Prospective studies of sequelae in women are limited, challenging our ability to infer cause. There is no evidence of adverse sequelae in men, although such data are sparse. Given the high rates of macrolide resistance and the advent of fluoroquinolone treatment failures, effective treatment is not readily available for all infected persons (see section on antimicrobial therapies). Finally, randomised controlled trials evaluating whether screening and treating MG infections could prevent PID and perinatal complications are costly; none have been undertaken despite the articulated need. Some population subgroups have a higher risk for PID, and screening and treatment in those subgroups might yield greater benefits, but this possibility has not been assessed.

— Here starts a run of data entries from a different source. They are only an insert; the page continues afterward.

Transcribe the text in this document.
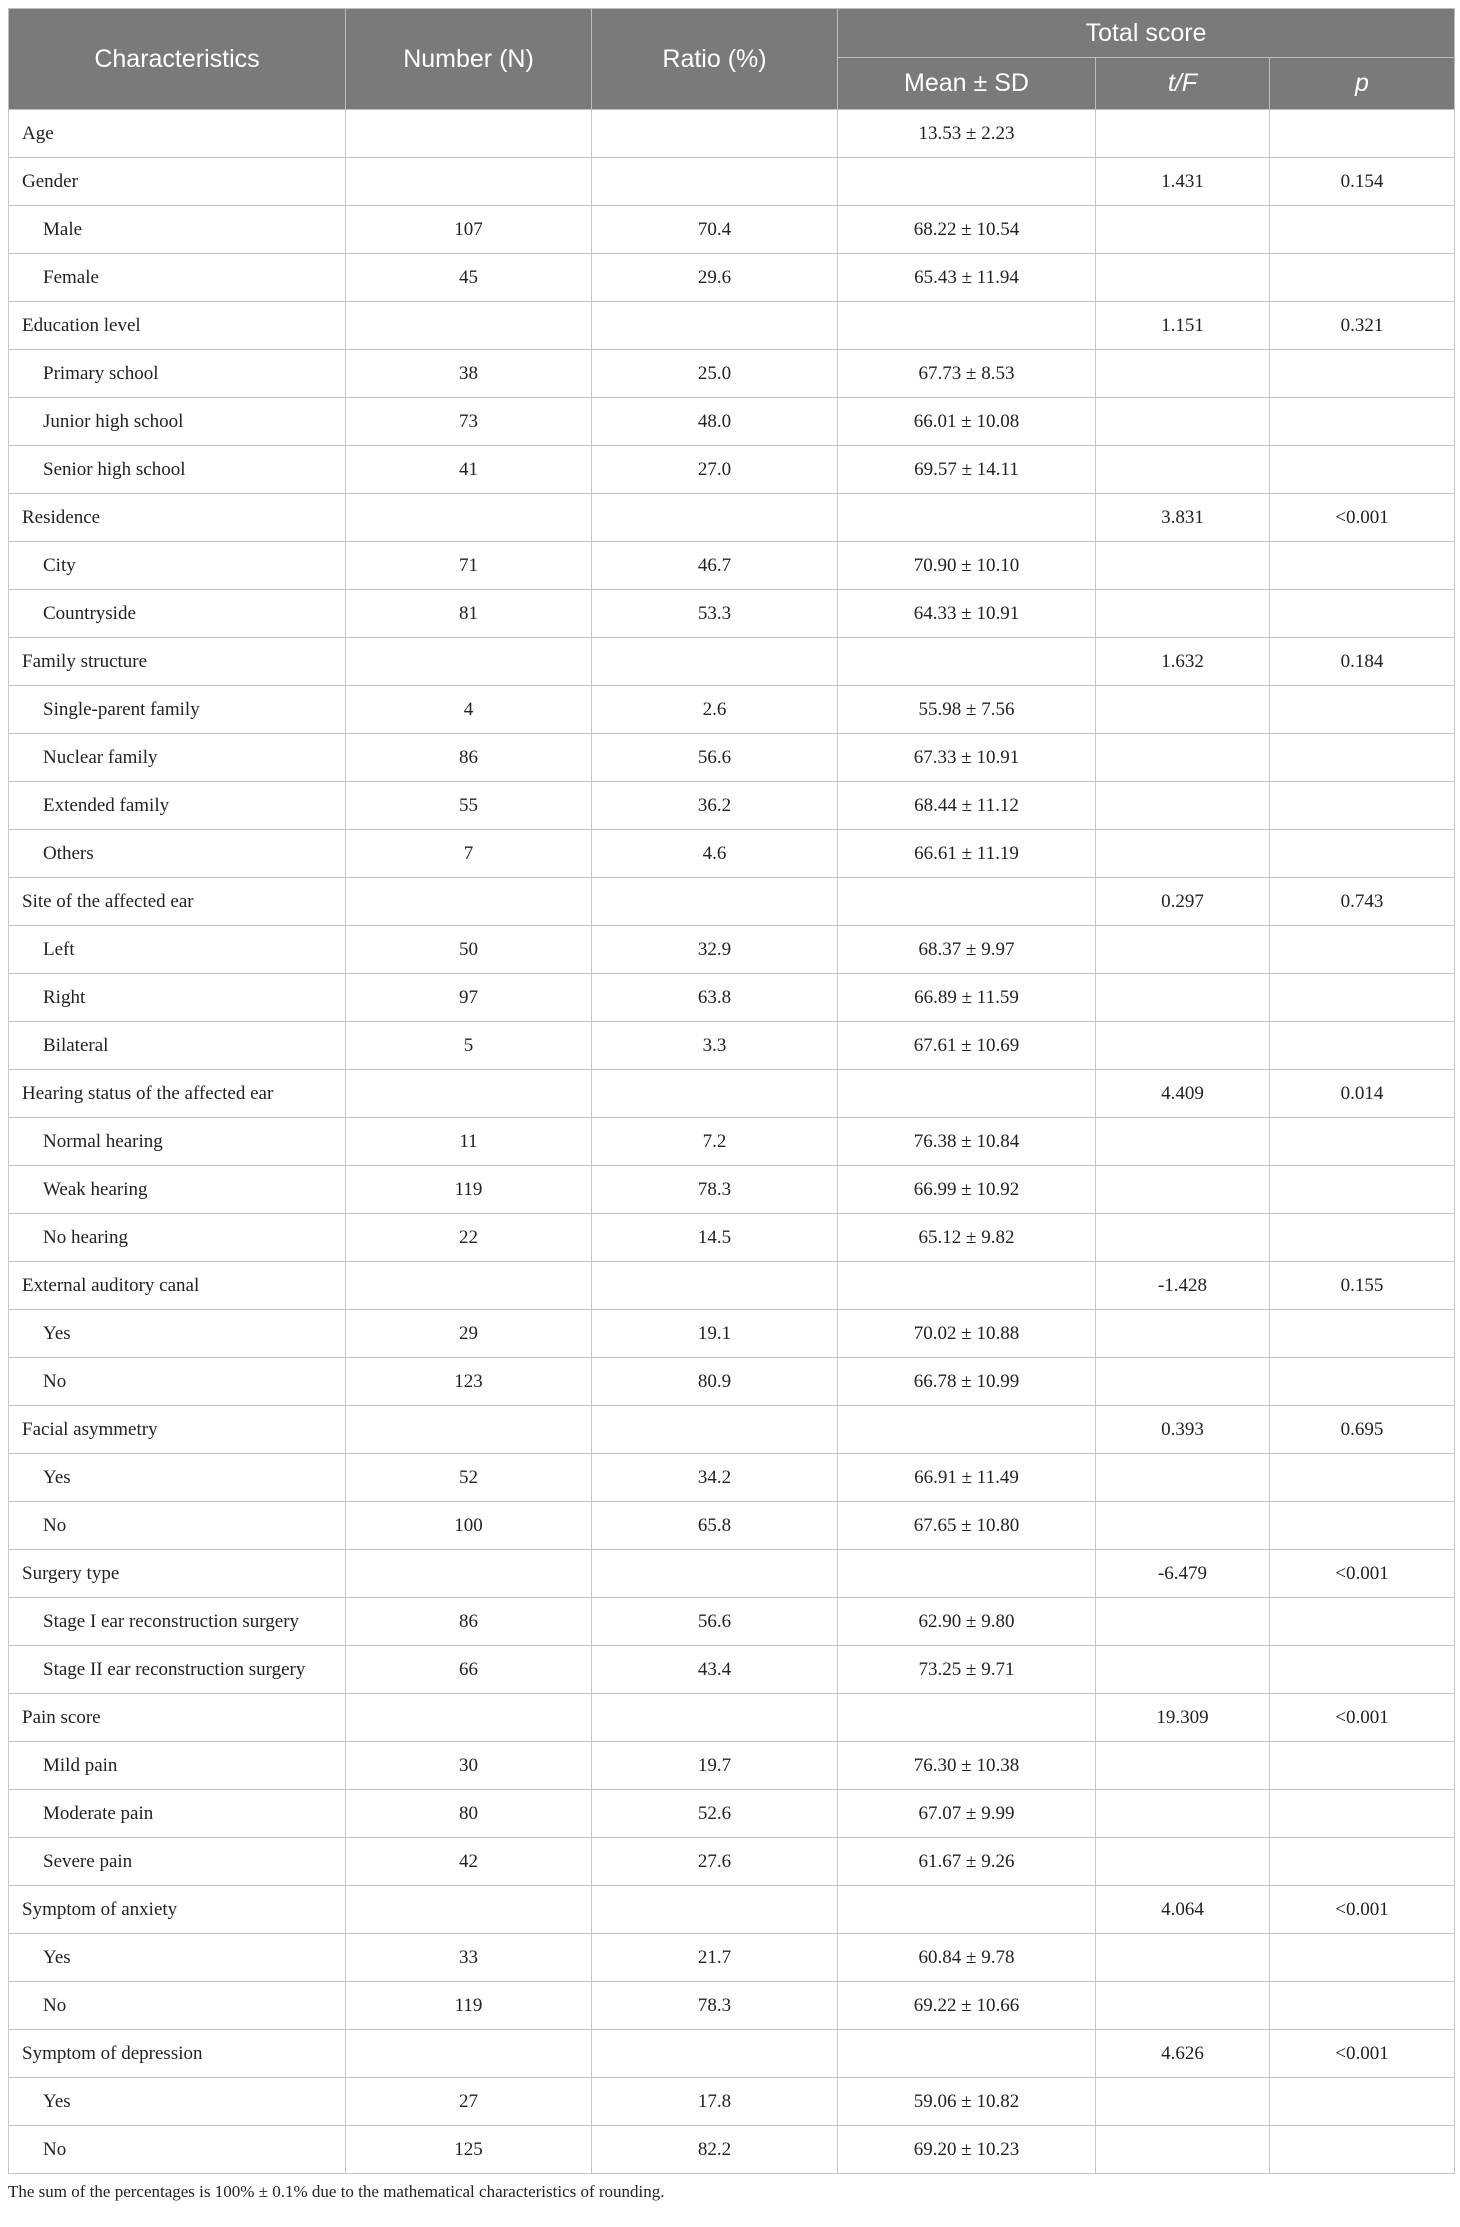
Characteristics	Number (N)	Ratio (%)	Total score		
			Mean ± SD	t/F	p
Age			13.53 ± 2.23		
Gender				1.431	0.154
Male	107	70.4	68.22 ± 10.54		
Female	45	29.6	65.43 ± 11.94		
Education level				1.151	0.321
Primary school	38	25.0	67.73 ± 8.53		
Junior high school	73	48.0	66.01 ± 10.08		
Senior high school	41	27.0	69.57 ± 14.11		
Residence				3.831	<0.001
City	71	46.7	70.90 ± 10.10		
Countryside	81	53.3	64.33 ± 10.91		
Family structure				1.632	0.184
Single-parent family	4	2.6	55.98 ± 7.56		
Nuclear family	86	56.6	67.33 ± 10.91		
Extended family	55	36.2	68.44 ± 11.12		
Others	7	4.6	66.61 ± 11.19		
Site of the affected ear				0.297	0.743
Left	50	32.9	68.37 ± 9.97		
Right	97	63.8	66.89 ± 11.59		
Bilateral	5	3.3	67.61 ± 10.69		
Hearing status of the affected ear				4.409	0.014
Normal hearing	11	7.2	76.38 ± 10.84		
Weak hearing	119	78.3	66.99 ± 10.92		
No hearing	22	14.5	65.12 ± 9.82		
External auditory canal				-1.428	0.155
Yes	29	19.1	70.02 ± 10.88		
No	123	80.9	66.78 ± 10.99		
Facial asymmetry				0.393	0.695
Yes	52	34.2	66.91 ± 11.49		
No	100	65.8	67.65 ± 10.80		
Surgery type				-6.479	<0.001
Stage I ear reconstruction surgery	86	56.6	62.90 ± 9.80		
Stage II ear reconstruction surgery	66	43.4	73.25 ± 9.71		
Pain score				19.309	<0.001
Mild pain	30	19.7	76.30 ± 10.38		
Moderate pain	80	52.6	67.07 ± 9.99		
Severe pain	42	27.6	61.67 ± 9.26		
Symptom of anxiety				4.064	<0.001
Yes	33	21.7	60.84 ± 9.78		
No	119	78.3	69.22 ± 10.66		
Symptom of depression				4.626	<0.001
Yes	27	17.8	59.06 ± 10.82		
No	125	82.2	69.20 ± 10.23		
The sum of the percentages is 100% ± 0.1% due to the mathematical characteristics of rounding.
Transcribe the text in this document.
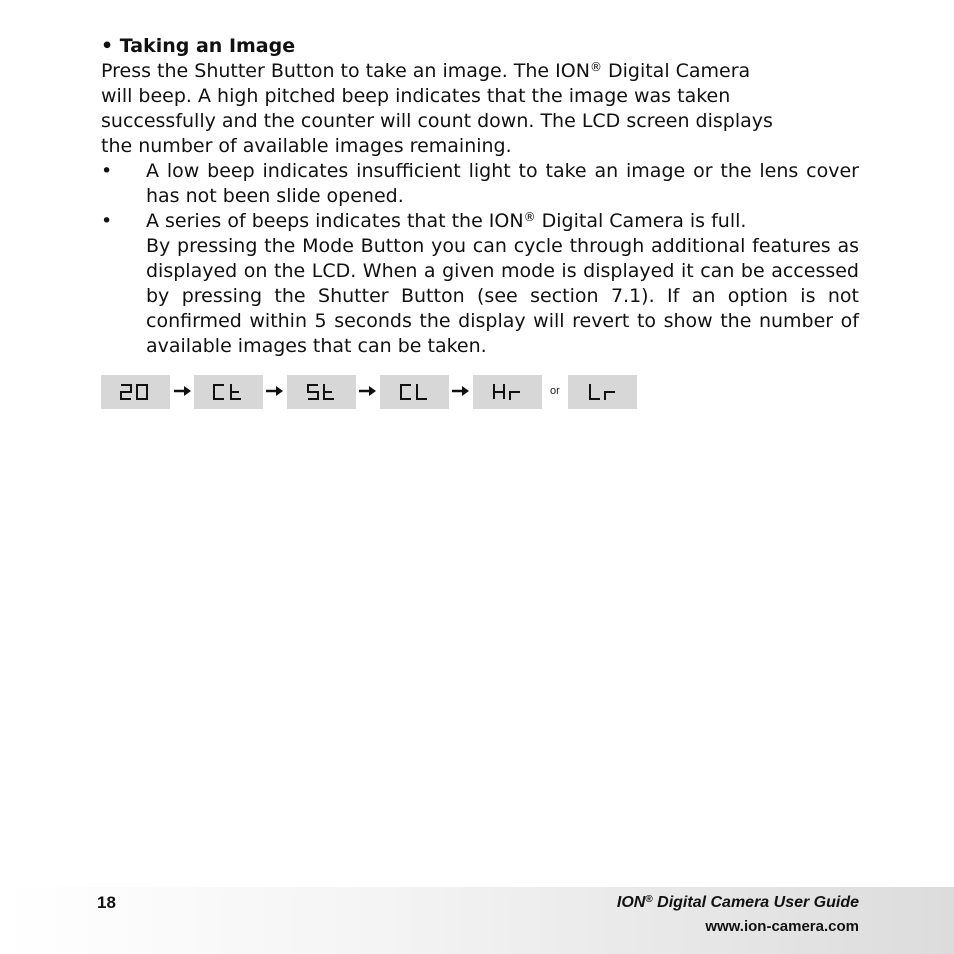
• Taking an Image

Press the Shutter Button to take an image. The ION® Digital Camera

will beep. A high pitched beep indicates that the image was taken

successfully and the counter will count down. The LCD screen displays

the number of available images remaining.

• A low beep indicates insufficient light to take an image or the lens cover has not been slide opened.
• A series of beeps indicates that the ION® Digital Camera is full.
By pressing the Mode Button you can cycle through additional features as displayed on the LCD. When a given mode is displayed it can be accessed by pressing the Shutter Button (see section 7.1). If an option is not confirmed within 5 seconds the display will revert to show the number of available images that can be taken.
or
18	ION® Digital Camera User Guide
www.ion-camera.com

Benefits of Screening for M. genitalium

Screening and effectively treating asymptomatic persons for MG could reduce transmission and population-level prevalence. However, reductions in prevalence after implementing screening programs for sexually transmitted infections do not always occur, as demonstrated by increasing chlamydia prevalence in the United States. Some declines in PID have offset this increase, although PID rates have slightly increased in recent years. If identified infections could be effectively treated while minimising the selection of resistance, screening could reduce the likelihood of transmitted resistance, leading to subsequent reductions in the population-level prevalence of antimicrobial resistance.

Harms of Screening

If asymptomatic infections do not cause sequelae, screening and treatment will result in unnecessary antibiotic exposure. On an individual level, antibiotics might disrupt a person’s microbiota and lead to other health conditions. And adverse effects associated with antibiotics are occasionally serious. On a population level, more widespread antibiotic use speeds the emergence. And spread of antimicrobial resistance, and multidrug-resistant MG infections are often refractory to treatment. Anecdotal reports suggest that treatment-refractory infections can lead to anxiety and depression that would not occur in the absence of screening. Consistent with earlier assessments, screening asymptomatic persons for M. Gen is not recommended in the 2021 CDC Sexually Transmitted Infections Treatment Guidelines.